When the Stamp Act was repealed several painful months later, in March 1766, the Bar found that there was a pent-up demand for its legal services. Blum et al., "The National Experience," supra. There was much overdue legal work to be performed. The legal profession burst forward. Courts re-opened and attorneys and judges were busier than ever.

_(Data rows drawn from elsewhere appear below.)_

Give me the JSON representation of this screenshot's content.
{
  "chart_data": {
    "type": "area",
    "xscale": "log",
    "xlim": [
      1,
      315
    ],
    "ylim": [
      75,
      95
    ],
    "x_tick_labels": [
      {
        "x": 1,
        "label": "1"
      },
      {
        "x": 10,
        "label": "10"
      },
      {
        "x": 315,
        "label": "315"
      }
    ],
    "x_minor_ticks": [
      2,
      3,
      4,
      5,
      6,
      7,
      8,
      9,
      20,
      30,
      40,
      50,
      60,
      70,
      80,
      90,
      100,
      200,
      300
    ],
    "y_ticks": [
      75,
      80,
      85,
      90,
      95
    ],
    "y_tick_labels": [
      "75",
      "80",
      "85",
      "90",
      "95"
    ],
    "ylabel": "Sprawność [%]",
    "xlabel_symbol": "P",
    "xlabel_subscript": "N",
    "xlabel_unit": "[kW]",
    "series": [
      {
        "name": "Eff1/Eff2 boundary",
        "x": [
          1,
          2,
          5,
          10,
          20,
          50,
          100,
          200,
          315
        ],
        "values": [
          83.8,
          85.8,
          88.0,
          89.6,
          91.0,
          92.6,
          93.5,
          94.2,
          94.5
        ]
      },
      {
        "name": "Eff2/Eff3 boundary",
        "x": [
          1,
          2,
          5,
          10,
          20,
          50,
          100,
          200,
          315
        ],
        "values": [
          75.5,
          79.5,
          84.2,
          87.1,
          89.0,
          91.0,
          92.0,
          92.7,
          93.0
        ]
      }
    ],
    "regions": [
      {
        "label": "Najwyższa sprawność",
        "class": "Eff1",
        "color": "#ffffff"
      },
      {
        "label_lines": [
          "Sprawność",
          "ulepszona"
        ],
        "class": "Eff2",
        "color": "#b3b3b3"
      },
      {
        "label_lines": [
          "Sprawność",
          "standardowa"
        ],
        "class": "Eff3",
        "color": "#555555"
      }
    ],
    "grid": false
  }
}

The current coronavirus will be beaten—either by time, warmer weather, precautionary measures, medical science, or likely a combination of all of the foregoing. Law practices and courts will get through this, just as our predecessors did during the lean times of 1765-66. And we will find that at the back end of this health crisis, there will be a overdue need for attorneys, judges, mediators, referees, arbitrators, fact witnesses, experts, court clerks, law secretaries, court officers, process servers, stenographers, claims adjusters, Law Journal reporters, and law professors—all of the people that we know, encounter, and admire in our collective profession—to meet the demand that is coming for legal services as our profession and courts roar back to where we were as recently as February 2020. There may be additional stories about our profession weathering the burning of the White House in 1814, the Civil War, a flu epidemic that infected one-third of the world population in 1918 (1918 Pandemic (H1N1 Virus), U.S. Center for Disease Control), two World Wars, a Great Depression in the 1930s, the killing of national leaders, the struggle for racial and gender equality, and the attacks of Sept. 11, 2001, which lay on the same bookshelves as the history of our predecessors during the months that the Stamp Act controversy caused so much disruption and economic distress.
Our profession will be okay. I feel it in my 60-year-old bones, and urge you to feel the same.
Mark C. Dillon is a Justice of the Appellate Division, Second Department, an adjunct professor of New York Practice at Fordham Law School, and a contributing author to the CPLR Practice Commentaries in McKinney's.